During the Winter Dance Party, Ritchie Valens’ younger siblings, Connie, Irma, and Mario Valens took to the stage singing “La Bamba,” a big hit record for Ritchie and also the title of a movie depicting his story.

“A lot of people come to the Surf, and they think, oh, the plane crash,” said Connie Valens Lemos. “The Surf is about the last performance of my brother, Buddy Holly and the Big Bopper. That’s what we celebrate, their music, their lives, their legacy.”

“When I think about my brother and how young he was, I want all these kids to get inspired by his music,” said Irma Valens Watson of Las Vegas, Nevada.

The Surf Ballroom remains as an iconic spot in music history.

Many artists who were influenced by the three musicians have come here to perform and pay homage. Many also have left autographed photos and guitars.

The green room backstage is covered in autographs by artists who have played the Surf over the last 60 years.

“Their last exchange which took place right here, Buddy said to Waylon, ‘I hope the bus breaks down.’ And Waylon said back to Buddy, ‘I hope the plane crashes,’ and so Waylon thought he caused that crash. It haunted him for a long time,” said Jeff Nicholas, president of the Surf Ballroom.
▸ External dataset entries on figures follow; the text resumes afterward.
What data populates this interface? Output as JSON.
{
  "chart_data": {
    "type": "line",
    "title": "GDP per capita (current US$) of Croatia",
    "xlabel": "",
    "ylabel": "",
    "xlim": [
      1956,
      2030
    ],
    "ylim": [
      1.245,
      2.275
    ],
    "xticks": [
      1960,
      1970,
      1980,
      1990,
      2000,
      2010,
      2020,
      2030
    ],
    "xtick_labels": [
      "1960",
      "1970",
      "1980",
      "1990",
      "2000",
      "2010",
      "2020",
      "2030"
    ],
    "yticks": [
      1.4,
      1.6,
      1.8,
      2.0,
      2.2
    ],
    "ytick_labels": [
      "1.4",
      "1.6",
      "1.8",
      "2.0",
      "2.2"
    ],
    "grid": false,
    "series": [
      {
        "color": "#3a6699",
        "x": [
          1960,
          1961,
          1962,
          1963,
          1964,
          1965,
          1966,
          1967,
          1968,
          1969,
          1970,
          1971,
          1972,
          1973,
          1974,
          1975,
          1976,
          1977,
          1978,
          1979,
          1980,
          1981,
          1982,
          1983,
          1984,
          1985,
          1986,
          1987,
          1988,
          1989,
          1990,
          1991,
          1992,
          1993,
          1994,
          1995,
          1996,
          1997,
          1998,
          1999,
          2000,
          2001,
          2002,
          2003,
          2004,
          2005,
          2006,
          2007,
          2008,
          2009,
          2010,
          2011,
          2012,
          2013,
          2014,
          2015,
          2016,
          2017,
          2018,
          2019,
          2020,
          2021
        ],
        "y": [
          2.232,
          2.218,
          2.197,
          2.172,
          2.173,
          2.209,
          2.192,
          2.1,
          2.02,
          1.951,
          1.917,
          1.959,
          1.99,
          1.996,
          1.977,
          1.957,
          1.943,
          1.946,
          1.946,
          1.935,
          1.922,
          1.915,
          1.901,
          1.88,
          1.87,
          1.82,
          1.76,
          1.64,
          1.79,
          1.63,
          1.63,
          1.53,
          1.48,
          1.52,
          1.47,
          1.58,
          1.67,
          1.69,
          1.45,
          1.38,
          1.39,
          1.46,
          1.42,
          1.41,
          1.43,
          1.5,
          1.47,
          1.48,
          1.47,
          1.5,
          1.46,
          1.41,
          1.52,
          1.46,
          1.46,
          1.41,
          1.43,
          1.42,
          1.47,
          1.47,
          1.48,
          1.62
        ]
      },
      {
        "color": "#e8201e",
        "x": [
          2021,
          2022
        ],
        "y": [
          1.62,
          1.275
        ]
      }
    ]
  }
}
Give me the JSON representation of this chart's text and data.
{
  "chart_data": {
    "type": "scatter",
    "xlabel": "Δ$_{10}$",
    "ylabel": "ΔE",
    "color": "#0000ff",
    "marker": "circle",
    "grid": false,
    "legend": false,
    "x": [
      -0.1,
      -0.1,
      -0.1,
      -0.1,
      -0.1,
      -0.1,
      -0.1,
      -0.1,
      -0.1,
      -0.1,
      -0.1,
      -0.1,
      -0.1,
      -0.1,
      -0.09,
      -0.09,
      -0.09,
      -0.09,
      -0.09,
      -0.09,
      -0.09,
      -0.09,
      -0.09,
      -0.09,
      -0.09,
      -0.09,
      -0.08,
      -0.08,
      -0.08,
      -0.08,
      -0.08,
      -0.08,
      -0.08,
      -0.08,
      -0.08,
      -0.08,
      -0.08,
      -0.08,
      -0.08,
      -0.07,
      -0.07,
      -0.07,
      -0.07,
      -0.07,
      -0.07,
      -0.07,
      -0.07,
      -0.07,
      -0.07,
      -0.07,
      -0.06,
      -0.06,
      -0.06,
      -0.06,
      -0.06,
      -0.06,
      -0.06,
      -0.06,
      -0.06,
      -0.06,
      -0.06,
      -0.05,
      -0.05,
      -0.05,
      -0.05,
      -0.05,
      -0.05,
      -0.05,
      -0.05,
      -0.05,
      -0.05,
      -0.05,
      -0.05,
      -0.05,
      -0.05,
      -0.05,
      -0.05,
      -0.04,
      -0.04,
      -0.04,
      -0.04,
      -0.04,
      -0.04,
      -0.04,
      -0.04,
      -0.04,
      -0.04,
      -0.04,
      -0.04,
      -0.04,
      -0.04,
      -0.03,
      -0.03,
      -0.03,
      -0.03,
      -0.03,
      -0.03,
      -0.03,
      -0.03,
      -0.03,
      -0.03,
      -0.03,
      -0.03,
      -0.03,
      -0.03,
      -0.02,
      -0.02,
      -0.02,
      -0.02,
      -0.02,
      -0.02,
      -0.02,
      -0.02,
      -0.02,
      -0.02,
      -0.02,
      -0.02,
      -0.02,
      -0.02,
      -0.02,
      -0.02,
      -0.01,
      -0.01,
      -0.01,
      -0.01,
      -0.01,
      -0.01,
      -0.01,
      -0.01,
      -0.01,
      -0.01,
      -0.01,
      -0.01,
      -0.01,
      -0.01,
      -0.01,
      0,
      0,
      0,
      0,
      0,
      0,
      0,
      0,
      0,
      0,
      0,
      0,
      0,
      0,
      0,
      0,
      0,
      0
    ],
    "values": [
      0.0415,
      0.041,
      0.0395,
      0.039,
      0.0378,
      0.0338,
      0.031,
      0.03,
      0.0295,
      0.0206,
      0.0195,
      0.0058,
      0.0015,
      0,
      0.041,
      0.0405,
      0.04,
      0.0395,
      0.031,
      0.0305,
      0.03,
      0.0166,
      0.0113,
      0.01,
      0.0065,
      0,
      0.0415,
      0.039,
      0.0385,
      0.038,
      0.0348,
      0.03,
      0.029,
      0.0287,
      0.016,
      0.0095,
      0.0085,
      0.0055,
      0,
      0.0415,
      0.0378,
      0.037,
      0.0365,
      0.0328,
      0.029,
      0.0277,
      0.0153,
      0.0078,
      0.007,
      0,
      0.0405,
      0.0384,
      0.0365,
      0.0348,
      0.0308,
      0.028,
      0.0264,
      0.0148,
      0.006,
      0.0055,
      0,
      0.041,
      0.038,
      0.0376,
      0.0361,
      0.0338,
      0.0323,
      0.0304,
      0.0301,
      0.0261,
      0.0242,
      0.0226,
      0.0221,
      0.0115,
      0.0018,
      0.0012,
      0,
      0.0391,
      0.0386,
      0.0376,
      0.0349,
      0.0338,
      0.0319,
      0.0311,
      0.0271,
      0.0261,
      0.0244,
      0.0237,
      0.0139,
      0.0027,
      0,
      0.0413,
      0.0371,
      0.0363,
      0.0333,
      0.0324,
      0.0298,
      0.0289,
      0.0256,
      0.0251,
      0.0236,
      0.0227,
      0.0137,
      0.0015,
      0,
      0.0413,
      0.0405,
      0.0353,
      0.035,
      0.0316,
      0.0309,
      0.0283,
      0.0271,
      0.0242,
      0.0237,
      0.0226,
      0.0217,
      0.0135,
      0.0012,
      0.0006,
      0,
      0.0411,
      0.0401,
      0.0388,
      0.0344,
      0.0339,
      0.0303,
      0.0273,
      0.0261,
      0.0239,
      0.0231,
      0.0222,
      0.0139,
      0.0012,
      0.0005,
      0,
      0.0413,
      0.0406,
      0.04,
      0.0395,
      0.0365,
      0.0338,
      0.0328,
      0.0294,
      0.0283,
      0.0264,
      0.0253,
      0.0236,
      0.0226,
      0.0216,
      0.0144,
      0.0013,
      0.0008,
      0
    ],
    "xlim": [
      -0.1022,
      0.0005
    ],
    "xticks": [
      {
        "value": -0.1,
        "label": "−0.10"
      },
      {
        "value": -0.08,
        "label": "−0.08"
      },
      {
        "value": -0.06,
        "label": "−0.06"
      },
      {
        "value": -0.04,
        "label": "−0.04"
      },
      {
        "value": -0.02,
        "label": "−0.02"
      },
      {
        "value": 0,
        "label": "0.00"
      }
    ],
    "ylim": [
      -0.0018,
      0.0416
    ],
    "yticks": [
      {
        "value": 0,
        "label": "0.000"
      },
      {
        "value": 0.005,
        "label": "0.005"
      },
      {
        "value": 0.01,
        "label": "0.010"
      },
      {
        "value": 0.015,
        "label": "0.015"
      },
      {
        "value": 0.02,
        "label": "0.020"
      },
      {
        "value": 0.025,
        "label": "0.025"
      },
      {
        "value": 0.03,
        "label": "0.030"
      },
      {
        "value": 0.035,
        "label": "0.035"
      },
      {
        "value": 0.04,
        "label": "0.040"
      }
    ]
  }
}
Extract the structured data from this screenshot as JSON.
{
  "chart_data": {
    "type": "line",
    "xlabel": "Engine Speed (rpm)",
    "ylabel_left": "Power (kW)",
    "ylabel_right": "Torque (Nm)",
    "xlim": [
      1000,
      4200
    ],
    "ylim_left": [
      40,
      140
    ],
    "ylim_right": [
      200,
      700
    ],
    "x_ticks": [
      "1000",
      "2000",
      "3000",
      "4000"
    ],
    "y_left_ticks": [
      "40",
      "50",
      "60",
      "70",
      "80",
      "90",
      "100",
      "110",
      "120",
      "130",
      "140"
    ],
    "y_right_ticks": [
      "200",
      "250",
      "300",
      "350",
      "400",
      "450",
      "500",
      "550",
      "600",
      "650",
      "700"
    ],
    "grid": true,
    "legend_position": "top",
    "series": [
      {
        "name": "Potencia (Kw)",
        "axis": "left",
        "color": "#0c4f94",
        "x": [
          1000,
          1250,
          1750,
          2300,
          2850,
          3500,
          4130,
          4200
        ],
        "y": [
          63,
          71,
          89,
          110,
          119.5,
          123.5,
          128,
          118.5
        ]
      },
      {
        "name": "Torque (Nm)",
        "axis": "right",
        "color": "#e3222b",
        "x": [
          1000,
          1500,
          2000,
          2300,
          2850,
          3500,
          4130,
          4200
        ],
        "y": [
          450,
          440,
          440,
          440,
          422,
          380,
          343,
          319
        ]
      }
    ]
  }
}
Waylon Jennings did eventually come to the Surf, as did Don McLean who wrote “American Pie,” or “The Day the Music Died,” as some know it.

“[The] Don McLean song ‘American Pie’ talks about [how] the music died. The music didn’t die at the Surf, that’s where the music died,” said Nicholas, “Of course, it really only died for a brief moment because the music lives today.”